As stipulated in the Agreement, ASN can carry out between five and ten inspections per year. "We are notified of their visit in advance, but not of the issues they will be investigating," says the head of the ITER Licensing Cell Joëlle Elbez-Uzan.
During their first visit on 20 July 2011, the ASN inspectors looked at the general organization of ITER, focusing on the implementation of quality control procedures all through the chain of contractors. Their conclusion was that the ITER Organization system is "robust."
The second ASN visit on 26 January 2012 was devoted to analyzing the procedures by which the ITER Organization deals with the inevitable "deviations" in the construction works such as small cracks in concrete or slight discrepancies in the plane of the surfaces. ASN considered on this occasion that the notification process—from the moment a deviation is identified by the contractor until a non-conformance report is processed by ITER Organization—was not satisfactory and had to be improved.
Last Tuesday, ASN experts decided to see for themselves and descended into the Pit in order to check, one by one, the cracks (most of them a fraction of a millimetre deep), scratches, chipped edges in concrete fillings, and other slight departures from perfection.

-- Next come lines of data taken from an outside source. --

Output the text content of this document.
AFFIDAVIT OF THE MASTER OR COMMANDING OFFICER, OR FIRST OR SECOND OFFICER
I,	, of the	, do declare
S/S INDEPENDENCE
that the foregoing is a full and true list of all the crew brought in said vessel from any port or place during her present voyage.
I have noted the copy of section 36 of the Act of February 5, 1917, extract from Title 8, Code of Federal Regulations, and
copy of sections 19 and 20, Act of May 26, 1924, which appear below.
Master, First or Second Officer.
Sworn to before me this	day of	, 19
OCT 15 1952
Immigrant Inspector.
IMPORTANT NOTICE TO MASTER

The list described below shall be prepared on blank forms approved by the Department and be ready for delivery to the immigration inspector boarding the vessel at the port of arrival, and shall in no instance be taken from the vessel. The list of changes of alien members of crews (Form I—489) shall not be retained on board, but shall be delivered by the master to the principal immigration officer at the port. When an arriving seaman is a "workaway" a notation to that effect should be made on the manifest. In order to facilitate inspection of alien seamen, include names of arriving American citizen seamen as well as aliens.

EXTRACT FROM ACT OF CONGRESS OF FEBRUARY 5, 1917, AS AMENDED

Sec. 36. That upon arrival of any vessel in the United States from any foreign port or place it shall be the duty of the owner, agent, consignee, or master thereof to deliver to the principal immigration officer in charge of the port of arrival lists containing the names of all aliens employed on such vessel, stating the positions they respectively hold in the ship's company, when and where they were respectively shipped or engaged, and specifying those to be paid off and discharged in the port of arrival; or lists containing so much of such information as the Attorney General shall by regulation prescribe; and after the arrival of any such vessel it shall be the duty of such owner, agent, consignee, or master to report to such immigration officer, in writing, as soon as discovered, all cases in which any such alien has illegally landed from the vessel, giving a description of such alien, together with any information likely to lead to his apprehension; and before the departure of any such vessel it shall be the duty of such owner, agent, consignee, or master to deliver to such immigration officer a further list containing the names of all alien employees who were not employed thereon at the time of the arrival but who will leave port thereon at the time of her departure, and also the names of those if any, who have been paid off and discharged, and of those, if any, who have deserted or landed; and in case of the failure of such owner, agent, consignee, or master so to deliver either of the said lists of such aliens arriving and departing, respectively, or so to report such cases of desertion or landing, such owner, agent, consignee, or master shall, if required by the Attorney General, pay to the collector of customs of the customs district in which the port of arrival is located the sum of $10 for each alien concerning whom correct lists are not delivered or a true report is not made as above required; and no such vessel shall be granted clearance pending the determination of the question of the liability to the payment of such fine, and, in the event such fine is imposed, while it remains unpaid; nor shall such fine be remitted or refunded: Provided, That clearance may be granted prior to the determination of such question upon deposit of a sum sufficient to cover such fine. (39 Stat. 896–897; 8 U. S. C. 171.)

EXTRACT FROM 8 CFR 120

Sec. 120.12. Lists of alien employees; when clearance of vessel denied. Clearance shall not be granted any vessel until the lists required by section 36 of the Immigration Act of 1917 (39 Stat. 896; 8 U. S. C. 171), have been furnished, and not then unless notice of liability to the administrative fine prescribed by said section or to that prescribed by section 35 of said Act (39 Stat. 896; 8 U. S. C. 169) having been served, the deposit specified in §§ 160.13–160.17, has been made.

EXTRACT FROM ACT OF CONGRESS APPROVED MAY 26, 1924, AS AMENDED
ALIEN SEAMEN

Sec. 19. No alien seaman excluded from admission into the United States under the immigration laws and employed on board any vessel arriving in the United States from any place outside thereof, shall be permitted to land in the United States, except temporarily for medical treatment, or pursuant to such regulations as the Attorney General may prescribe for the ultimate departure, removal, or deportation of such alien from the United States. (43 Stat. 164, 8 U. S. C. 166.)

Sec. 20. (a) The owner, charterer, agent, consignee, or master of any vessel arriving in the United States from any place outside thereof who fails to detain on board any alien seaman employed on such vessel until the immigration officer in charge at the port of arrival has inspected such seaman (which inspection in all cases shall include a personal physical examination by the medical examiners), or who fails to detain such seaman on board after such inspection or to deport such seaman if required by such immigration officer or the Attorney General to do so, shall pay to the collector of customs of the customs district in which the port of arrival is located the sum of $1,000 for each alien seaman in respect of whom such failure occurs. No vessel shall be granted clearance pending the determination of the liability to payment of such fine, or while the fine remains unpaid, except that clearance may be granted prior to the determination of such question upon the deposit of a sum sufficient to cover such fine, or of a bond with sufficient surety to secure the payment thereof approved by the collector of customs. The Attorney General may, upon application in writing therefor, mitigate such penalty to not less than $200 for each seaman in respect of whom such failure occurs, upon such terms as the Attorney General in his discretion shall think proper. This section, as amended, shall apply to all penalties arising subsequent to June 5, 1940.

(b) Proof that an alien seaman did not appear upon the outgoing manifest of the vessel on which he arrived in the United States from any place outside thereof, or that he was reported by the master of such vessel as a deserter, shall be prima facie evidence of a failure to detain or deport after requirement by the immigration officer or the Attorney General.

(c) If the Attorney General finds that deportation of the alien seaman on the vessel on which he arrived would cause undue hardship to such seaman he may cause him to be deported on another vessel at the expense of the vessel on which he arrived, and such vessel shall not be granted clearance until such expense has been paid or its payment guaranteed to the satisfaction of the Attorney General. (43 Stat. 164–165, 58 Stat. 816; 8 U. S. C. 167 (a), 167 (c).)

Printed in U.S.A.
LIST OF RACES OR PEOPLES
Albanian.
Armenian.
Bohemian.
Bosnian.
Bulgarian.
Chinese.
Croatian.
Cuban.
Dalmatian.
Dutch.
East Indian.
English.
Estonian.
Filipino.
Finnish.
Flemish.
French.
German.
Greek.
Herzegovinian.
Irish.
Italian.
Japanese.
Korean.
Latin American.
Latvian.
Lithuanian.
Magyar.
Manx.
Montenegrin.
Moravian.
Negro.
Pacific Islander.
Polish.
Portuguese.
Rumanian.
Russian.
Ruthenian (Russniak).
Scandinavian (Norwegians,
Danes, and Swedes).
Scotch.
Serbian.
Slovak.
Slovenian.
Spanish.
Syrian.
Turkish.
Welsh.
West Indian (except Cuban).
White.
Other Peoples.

As with every inspection, an official letter will soon be sent to the ITER Organization detailing the actions requested by ASN. "Our responsibility as a nuclear operator is to ensure the supervision of the supplier chain and the way in which safety requirements are implemented," says Joëlle. "Filling a crack, however small, is important.
And working on an improved concrete 'formula' is one the solutions to be investigated in order to minimize the size of cracks at a further stage of construction."
A shallow crack on the surface of a retaining wall or slight discrepancies in surface plane might be considered by some as very minor defects. In nuclear safety, however, nothing is minor.